HVZ is sort of a roving game of tag pitting the “human resistance” against the “zombie horde.”
The OSU game began with three “OZs,” or “original zombies,” who started the zombie spread. Humans who are tagged turn into a zombies themselves.
And thus, the zombie ranks grow.
Humans can temporarily ward off a zombie by hitting him with marshmallows, socks or soft foam pellets from a Nerf gun. A zombie must “feed” on a human (tag him) every 48 hours or be eliminated.
The HVZ playing field is essentially all outdoor spaces on campus, but only campus. Stairs are exempt, as is anyone on a bicycle or skateboard.
Sophomore Jeff Bierman is one of the moderators of this week’s game, and also helped put on the first HVZ at OSU, which took place fall term and attracted about 200 people.
The moderators immediately began planning the next HVZ.
“The first game, people were like, ‘What’s going on? That’s really cool,’” Bierman said.
Now, students know what they’re seeing and will even point out zombies — who wear bandannas around their heads — to humans.
Before a single zombie was created, the whole game was greenlighted by OSU and Oregon State Police.
Moderators said they haven’t received any complaints from other students or staff.
“The only thing I’ve heard is that they want to join,” said Matt Wedzita, a freshman moderator.
All guns used must have bright orange tips and are inspected to make sure they can only shoot soft foam. Weapons must not be visible inside buildings.
Sunday, the humans converged at Cordley Hall to carry out a mission, one of five in this game. The task was to recover two “supply drops” in zombie territory.
Players are informed of mission details via email, resulting in a convergence of players in a designated spot.
OSU’s game began Friday and is scheduled to go until Saturday, but the game ends if all humans become zombie.
“Each mission has a ‘what-if’ to every scenario, so we can rig it so that there are humans that survive,” Bierman said.
Freshmen Jessica Wilhelmson, Jessica “Auby” Aubin and Kathryn Kennemer, all horror movie fans, talked about why they love HVZ as they waited for the humans to arrive for battle.
Aubin played in the fall and found it “ridiculously, amazingly fun.”
“It gets your mind off school,” she said. “It kind of brings you back to kindergarten or grade school, playing tag.”
All three were turned into zombies in the first few days of the game, but they said that’s actually a bit of a relief.
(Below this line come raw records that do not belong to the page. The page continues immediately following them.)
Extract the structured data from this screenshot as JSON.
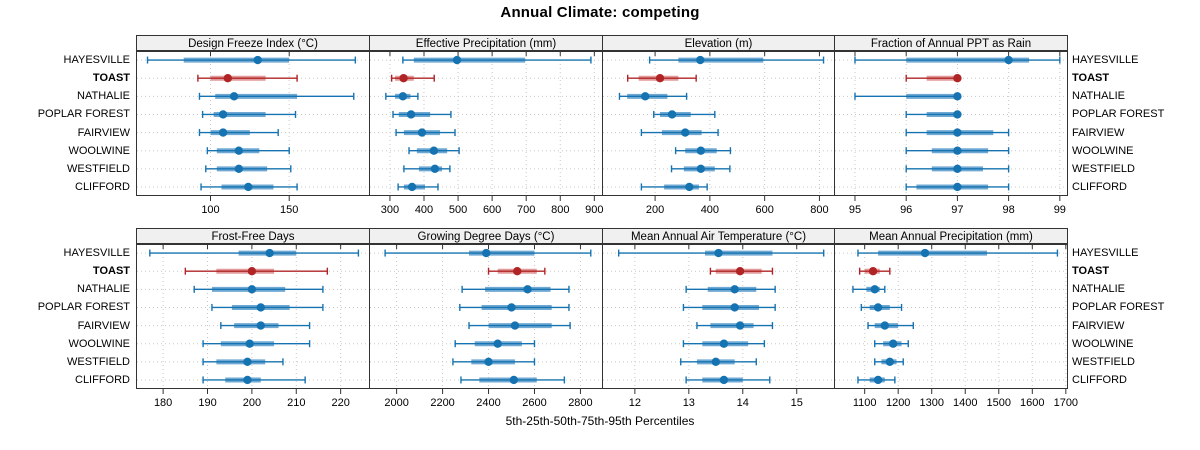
{
  "chart_data": {
    "type": "dotplot-percentiles",
    "title": "Annual Climate: competing",
    "xlabel": "5th-25th-50th-75th-95th Percentiles",
    "categories": [
      "HAYESVILLE",
      "TOAST",
      "NATHALIE",
      "POPLAR FOREST",
      "FAIRVIEW",
      "WOOLWINE",
      "WESTFIELD",
      "CLIFFORD"
    ],
    "highlight_category": "TOAST",
    "legend_position": "none",
    "grid": "dotted",
    "colors": {
      "series": "#1673B1",
      "series_band": "#6FA8D2",
      "highlight": "#B02426",
      "highlight_band": "#E39A9A",
      "gridline": "#C8C8C8",
      "panel_border": "#333333",
      "header_bg": "#F0F0F0",
      "text": "#000000"
    },
    "panels": [
      {
        "title": "Design Freeze Index (°C)",
        "xlim": [
          53,
          201
        ],
        "ticks": [
          100,
          150
        ],
        "values": [
          [
            60,
            83,
            130,
            150,
            192
          ],
          [
            92,
            100,
            111,
            135,
            155
          ],
          [
            93,
            103,
            115,
            155,
            191
          ],
          [
            95,
            102,
            108,
            135,
            154
          ],
          [
            93,
            100,
            108,
            125,
            143
          ],
          [
            98,
            104,
            118,
            131,
            150
          ],
          [
            97,
            104,
            118,
            136,
            151
          ],
          [
            94,
            107,
            124,
            140,
            155
          ]
        ]
      },
      {
        "title": "Effective Precipitation (mm)",
        "xlim": [
          240,
          924
        ],
        "ticks": [
          300,
          400,
          500,
          600,
          700,
          800,
          900
        ],
        "values": [
          [
            338,
            370,
            497,
            697,
            890
          ],
          [
            305,
            315,
            340,
            370,
            430
          ],
          [
            288,
            315,
            338,
            360,
            382
          ],
          [
            309,
            326,
            362,
            418,
            479
          ],
          [
            318,
            341,
            394,
            447,
            491
          ],
          [
            356,
            379,
            429,
            468,
            503
          ],
          [
            341,
            385,
            432,
            453,
            476
          ],
          [
            324,
            341,
            365,
            403,
            441
          ]
        ]
      },
      {
        "title": "Elevation (m)",
        "xlim": [
          8,
          855
        ],
        "ticks": [
          200,
          400,
          600,
          800
        ],
        "values": [
          [
            180,
            285,
            365,
            595,
            815
          ],
          [
            100,
            140,
            218,
            285,
            350
          ],
          [
            70,
            98,
            164,
            245,
            315
          ],
          [
            195,
            218,
            262,
            330,
            418
          ],
          [
            150,
            225,
            310,
            370,
            430
          ],
          [
            275,
            310,
            367,
            425,
            475
          ],
          [
            260,
            305,
            367,
            418,
            473
          ],
          [
            150,
            233,
            325,
            360,
            390
          ]
        ]
      },
      {
        "title": "Fraction of Annual PPT as Rain",
        "xlim": [
          94.6,
          99.15
        ],
        "ticks": [
          95,
          96,
          97,
          98,
          99
        ],
        "values": [
          [
            95,
            96,
            98,
            98.4,
            99
          ],
          [
            96,
            96.4,
            97,
            97,
            97
          ],
          [
            95,
            96,
            97,
            97,
            97
          ],
          [
            96,
            96.4,
            97,
            97,
            97
          ],
          [
            96,
            96.4,
            97,
            97.7,
            98
          ],
          [
            96,
            96.5,
            97,
            97.6,
            98
          ],
          [
            96,
            96.5,
            97,
            97.5,
            98
          ],
          [
            96,
            96.2,
            97,
            97.6,
            98
          ]
        ]
      },
      {
        "title": "Frost-Free Days",
        "xlim": [
          174,
          226.5
        ],
        "ticks": [
          180,
          190,
          200,
          210,
          220
        ],
        "values": [
          [
            177,
            197,
            204,
            210,
            224
          ],
          [
            185,
            192,
            200,
            205,
            217
          ],
          [
            187,
            191,
            200,
            207.5,
            216
          ],
          [
            191,
            195.5,
            202,
            208.5,
            216
          ],
          [
            193,
            196,
            202,
            206,
            213
          ],
          [
            189,
            193,
            199.5,
            205,
            213
          ],
          [
            189,
            192,
            199,
            203,
            207
          ],
          [
            189,
            194,
            199,
            202,
            212
          ]
        ]
      },
      {
        "title": "Growing Degree Days (°C)",
        "xlim": [
          1882,
          2896
        ],
        "ticks": [
          2000,
          2200,
          2400,
          2600,
          2800
        ],
        "values": [
          [
            1950,
            2315,
            2390,
            2600,
            2845
          ],
          [
            2400,
            2440,
            2525,
            2610,
            2645
          ],
          [
            2285,
            2385,
            2570,
            2670,
            2750
          ],
          [
            2275,
            2370,
            2500,
            2675,
            2750
          ],
          [
            2315,
            2400,
            2515,
            2675,
            2755
          ],
          [
            2255,
            2340,
            2440,
            2545,
            2600
          ],
          [
            2245,
            2325,
            2400,
            2515,
            2600
          ],
          [
            2280,
            2360,
            2510,
            2610,
            2730
          ]
        ]
      },
      {
        "title": "Mean Annual Air Temperature (°C)",
        "xlim": [
          11.4,
          15.7
        ],
        "ticks": [
          12,
          13,
          14,
          15
        ],
        "values": [
          [
            11.7,
            13.3,
            13.55,
            14.55,
            15.5
          ],
          [
            13.4,
            13.5,
            13.95,
            14.35,
            14.55
          ],
          [
            12.95,
            13.35,
            13.85,
            14.25,
            14.6
          ],
          [
            12.9,
            13.25,
            13.85,
            14.3,
            14.6
          ],
          [
            13.15,
            13.4,
            13.95,
            14.2,
            14.55
          ],
          [
            12.9,
            13.25,
            13.65,
            14.1,
            14.4
          ],
          [
            12.85,
            13.15,
            13.5,
            13.85,
            14.25
          ],
          [
            12.95,
            13.25,
            13.65,
            14.0,
            14.5
          ]
        ]
      },
      {
        "title": "Mean Annual Precipitation (mm)",
        "xlim": [
          1010,
          1705
        ],
        "ticks": [
          1100,
          1200,
          1300,
          1400,
          1500,
          1600,
          1700
        ],
        "values": [
          [
            1080,
            1140,
            1280,
            1465,
            1675
          ],
          [
            1085,
            1100,
            1125,
            1145,
            1175
          ],
          [
            1065,
            1105,
            1130,
            1145,
            1160
          ],
          [
            1090,
            1115,
            1140,
            1175,
            1210
          ],
          [
            1110,
            1130,
            1160,
            1200,
            1245
          ],
          [
            1130,
            1155,
            1185,
            1210,
            1230
          ],
          [
            1130,
            1150,
            1175,
            1195,
            1215
          ],
          [
            1080,
            1115,
            1140,
            1160,
            1190
          ]
        ]
      }
    ]
  }
}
It’s less stressful to stalk than be stalked.
“It doesn’t matter what side you play on, Wilhelmson said, “it’s always fun.”
But if you are one of the few remaining humans at the end of the game and fear the vulnerability of walking to or from class, protection is available.
The Zombie Relief Force, responds to calls or text messages and sends some of its 30 or so members to escort a player around campus.
Marcus Lopez, a junior, organized the force as a way to keep people alive at the end of the game and make it a bit more challenging for zombies to wait outside a building and pick off people leaving a class.
After all, the thrill of the game is in the unexpected aspects.
“What I like about it is it’s fun, it’s exciting,” Lopez said. “You’re just walking around campus; you never know if there’s going to be a zombie around the next corner.”